Legal action to stop sale of spy technology to brutal regimes
Watch out a spy’s about. Surveillance software can be used to spy on protestors of brutal regimes.
Human rights group Privacy International is preparing to take legal action against the British government for failing to control exports of sophisticated spy technology to brutal regimes.
Legislation allows the British government to restrict or stop exports if they are capable of aiding repression or breaches of human rights. But the NGO says that despite repeated requests the government has failed to take any concrete steps to stop British surveillance technology being exported to oppressive regimes.
Privacy International lawyers have contacted the Business Secretary Vince Cable, giving the government 21 days before filing for a judicial review of their inaction. The rights group may also seek an injunction to stop British companies maintaining and updating the systems they have already sold.
British firms are part of a highly secretive international industry. Bureau analysis of marketing brochures released by Wikileaks and Privacy International revealed the scale of the industry, worth £3.2bn worldwide.
The sales literature – the Spy Files – were meant only to be handed out at trade fairs, seen only by key contacts like government agencies and the police.
The document cache revealed the bewildering array of technologies designed for mass surveillance. The pervasive kit exploits weaknesses in software and unwitting users.
The Spy Files showed many surveillance industry products are dual-use.

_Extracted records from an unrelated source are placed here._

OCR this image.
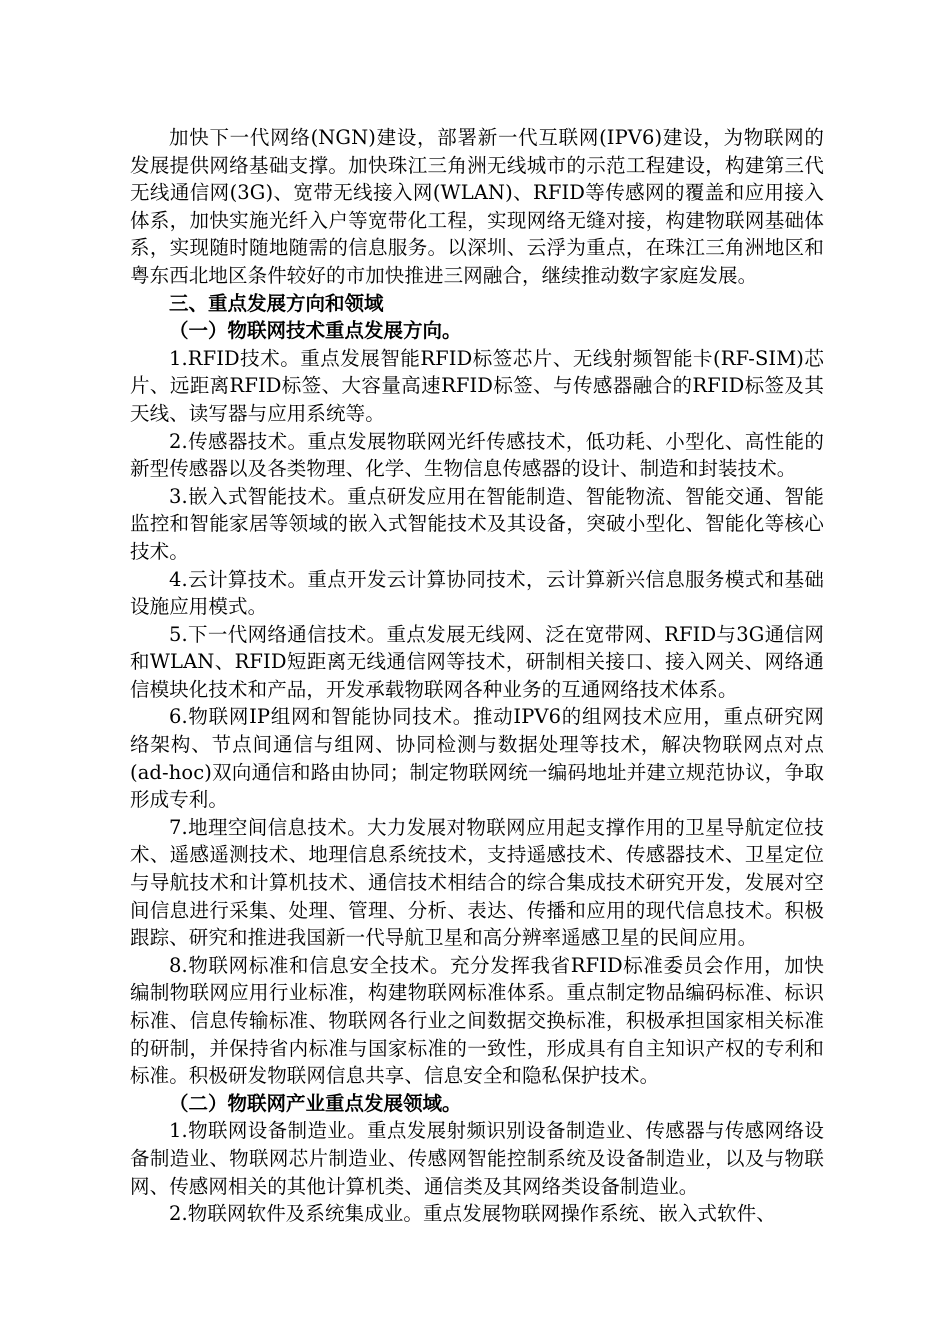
加快下一代网络(NGN)建设，部署新一代互联网(IPV6)建设，为物联网的发展提供网络基础支撑。加快珠江三角洲无线城市的示范工程建设，构建第三代无线通信网(3G)、宽带无线接入网(WLAN)、RFID等传感网的覆盖和应用接入体系，加快实施光纤入户等宽带化工程，实现网络无缝对接，构建物联网基础体系，实现随时随地随需的信息服务。以深圳、云浮为重点，在珠江三角洲地区和粤东西北地区条件较好的市加快推进三网融合，继续推动数字家庭发展。

三、重点发展方向和领域

（一）物联网技术重点发展方向。

1.RFID技术。重点发展智能RFID标签芯片、无线射频智能卡(RF-SIM)芯片、远距离RFID标签、大容量高速RFID标签、与传感器融合的RFID标签及其天线、读写器与应用系统等。

2.传感器技术。重点发展物联网光纤传感技术，低功耗、小型化、高性能的新型传感器以及各类物理、化学、生物信息传感器的设计、制造和封装技术。

3.嵌入式智能技术。重点研发应用在智能制造、智能物流、智能交通、智能监控和智能家居等领域的嵌入式智能技术及其设备，突破小型化、智能化等核心技术。

4.云计算技术。重点开发云计算协同技术，云计算新兴信息服务模式和基础设施应用模式。

5.下一代网络通信技术。重点发展无线网、泛在宽带网、RFID与3G通信网和WLAN、RFID短距离无线通信网等技术，研制相关接口、接入网关、网络通信模块化技术和产品，开发承载物联网各种业务的互通网络技术体系。

6.物联网IP组网和智能协同技术。推动IPV6的组网技术应用，重点研究网络架构、节点间通信与组网、协同检测与数据处理等技术，解决物联网点对点(ad-hoc)双向通信和路由协同；制定物联网统一编码地址并建立规范协议，争取形成专利。

7.地理空间信息技术。大力发展对物联网应用起支撑作用的卫星导航定位技术、遥感遥测技术、地理信息系统技术，支持遥感技术、传感器技术、卫星定位与导航技术和计算机技术、通信技术相结合的综合集成技术研究开发，发展对空间信息进行采集、处理、管理、分析、表达、传播和应用的现代信息技术。积极跟踪、研究和推进我国新一代导航卫星和高分辨率遥感卫星的民间应用。

8.物联网标准和信息安全技术。充分发挥我省RFID标准委员会作用，加快编制物联网应用行业标准，构建物联网标准体系。重点制定物品编码标准、标识标准、信息传输标准、物联网各行业之间数据交换标准，积极承担国家相关标准的研制，并保持省内标准与国家标准的一致性，形成具有自主知识产权的专利和标准。积极研发物联网信息共享、信息安全和隐私保护技术。

（二）物联网产业重点发展领域。

1.物联网设备制造业。重点发展射频识别设备制造业、传感器与传感网络设备制造业、物联网芯片制造业、传感网智能控制系统及设备制造业，以及与物联网、传感网相关的其他计算机类、通信类及其网络类设备制造业。

2.物联网软件及系统集成业。重点发展物联网操作系统、嵌入式软件、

Tools designed for a benign purpose but with malicious secondary applications.
For example, commercially available software intended to block certain websites is sold to corporate clients by American firms Cisco Systems and Blue Coat Systems. The same technology is used to block social networking sites in countries like China. It is usually sold to such regimes by third parties not overseen by the original manufacturer.
The Bureau has exposed technology made by British companies being used in countries run by brutal regimes.
Finfisher software that allows a user to secretly take control of someone’s computer, made by Hampshire-based Gamma Group, was found in Egypt after the fall of Hosni Mubarak’s. It had been sold on to the ousted despot by a third party.
The spies at government listening station GCHQ approved the sale of a software system to Iran that allows the geographic tracking of mobile phones. Surrey-based Creativity Software was given permission to sell the system to the 51% state-owned telecoms provider Irancell.
It will be a considerable challenge to break the government’s inertia on the surveillance industry. It includes major defense firms BAE Systems and Thales UK.
Eric King of Privacy International is unperturbed, saying: ‘The government must stop exports of British surveillance technologies to despotic regimes before more harm is done.’